Afin d’améliorer la prévention et la lutte contre la pandémie, le gouvernement met l’accent sur : 1/ l’augmentation du nombre de tests quotidiens (mise en place de centres de dépistage, utilisation combinée des tests PCR et par antigène, qui ont été approuvés mi-mai, achat de principes actifs et de kits de tests…) ; 2/ le développement des traitements et vaccins (triplement de l’enveloppe prévue dans le  premier budget rectificatif) et 3/ l’accélération de la commercialisation de vaccins (subventions pouvant aller jusqu’à 250 M€ par projet sélectionné).
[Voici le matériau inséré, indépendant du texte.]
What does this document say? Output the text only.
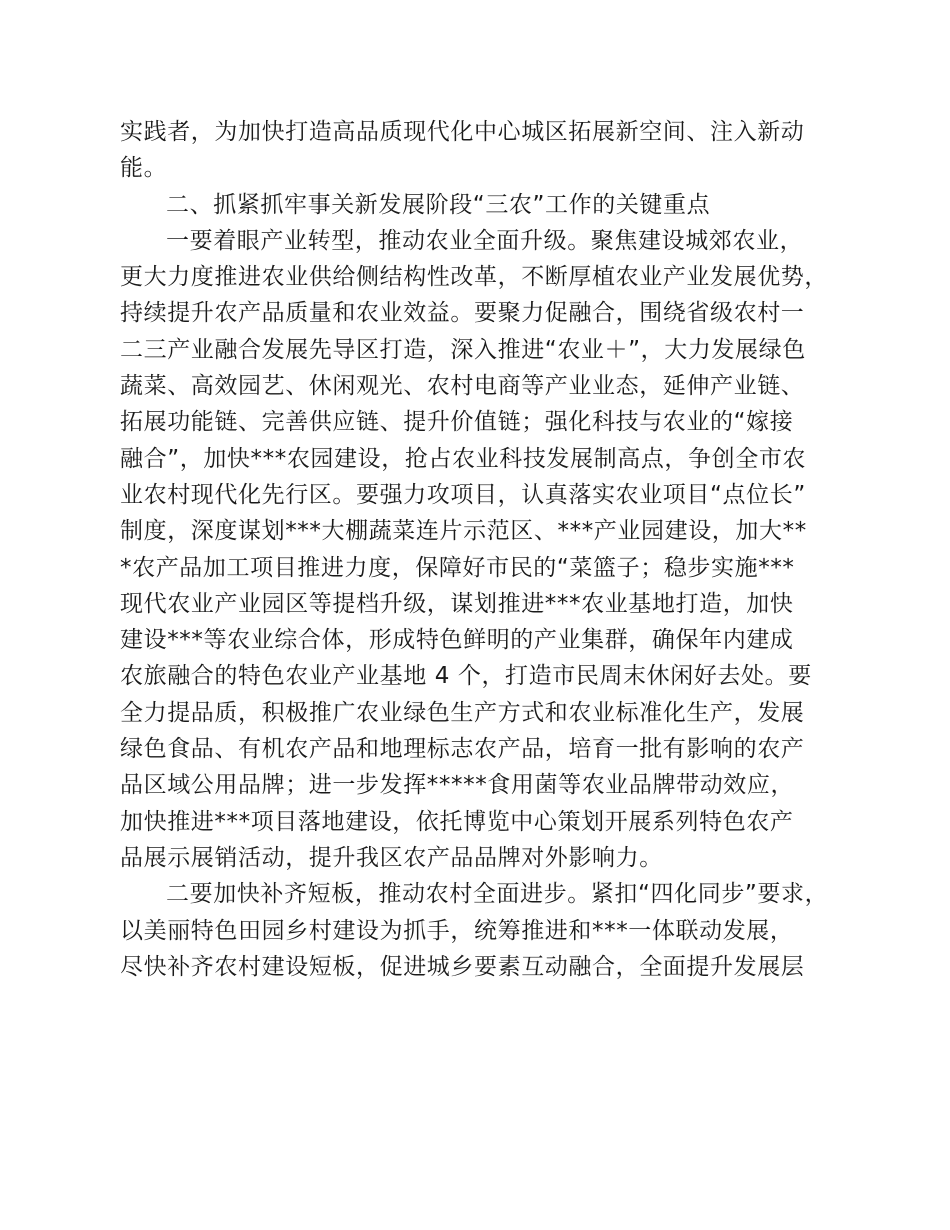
实践者，为加快打造高品质现代化中心城区拓展新空间、注入新动
能。
二、抓紧抓牢事关新发展阶段“三农”工作的关键重点
一要着眼产业转型，推动农业全面升级。聚焦建设城郊农业，
更大力度推进农业供给侧结构性改革，不断厚植农业产业发展优势，
持续提升农产品质量和农业效益。要聚力促融合，围绕省级农村一
二三产业融合发展先导区打造，深入推进“农业＋”，大力发展绿色
蔬菜、高效园艺、休闲观光、农村电商等产业业态，延伸产业链、
拓展功能链、完善供应链、提升价值链；强化科技与农业的“嫁接
融合”，加快***农园建设，抢占农业科技发展制高点，争创全市农
业农村现代化先行区。要强力攻项目，认真落实农业项目“点位长”
制度，深度谋划***大棚蔬菜连片示范区、***产业园建设，加大**
*农产品加工项目推进力度，保障好市民的“菜篮子；稳步实施***
现代农业产业园区等提档升级，谋划推进***农业基地打造，加快
建设***等农业综合体，形成特色鲜明的产业集群，确保年内建成
农旅融合的特色农业产业基地 4 个，打造市民周末休闲好去处。要
全力提品质，积极推广农业绿色生产方式和农业标准化生产，发展
绿色食品、有机农产品和地理标志农产品，培育一批有影响的农产
品区域公用品牌；进一步发挥*****食用菌等农业品牌带动效应，
加快推进***项目落地建设，依托博览中心策划开展系列特色农产
品展示展销活动，提升我区农产品品牌对外影响力。
二要加快补齐短板，推动农村全面进步。紧扣“四化同步”要求，
以美丽特色田园乡村建设为抓手，统筹推进和***一体联动发展，
尽快补齐农村建设短板，促进城乡要素互动融合，全面提升发展层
Enfin, pour réduire la dépendance du Japon dans le domaine médical, le METI a accordé dès le mois de mai des subventions à Izumi, Acoma et Terumo, pour la production au Japon de composants pour les appareils respiratoires, à Nihon Kohden, pour le développement d’un ventilateur combiné à un moniteur, ainsi qu’à une vingtaine de projets permettant d’augmenter la production de masques sur le territoire (dont la construction par Iris Ohyama de nouvelles lignes pour produire 45 M d’unités supplémentaires par jour). La Fédération des entreprises pharmaceutiques japonaises (FPMAJ) avait déjà  appelé, le 25 mars, les fabricants de médicaments à déclarer les produits dont les principes actifs n’ont pas de substitut et dont la part de marché atteint 20 %, espérant ainsi, avec l’aide du MHWL, mettre en place un système collaboratif pour faire face aux ruptures d'approvisionnement. Ainsi, 400 entreprises japonaises travaillent déjà avec le gouvernement pour réduire la dépendance du Japon dans le domaine médical, notamment vis-à-vis de la Chine.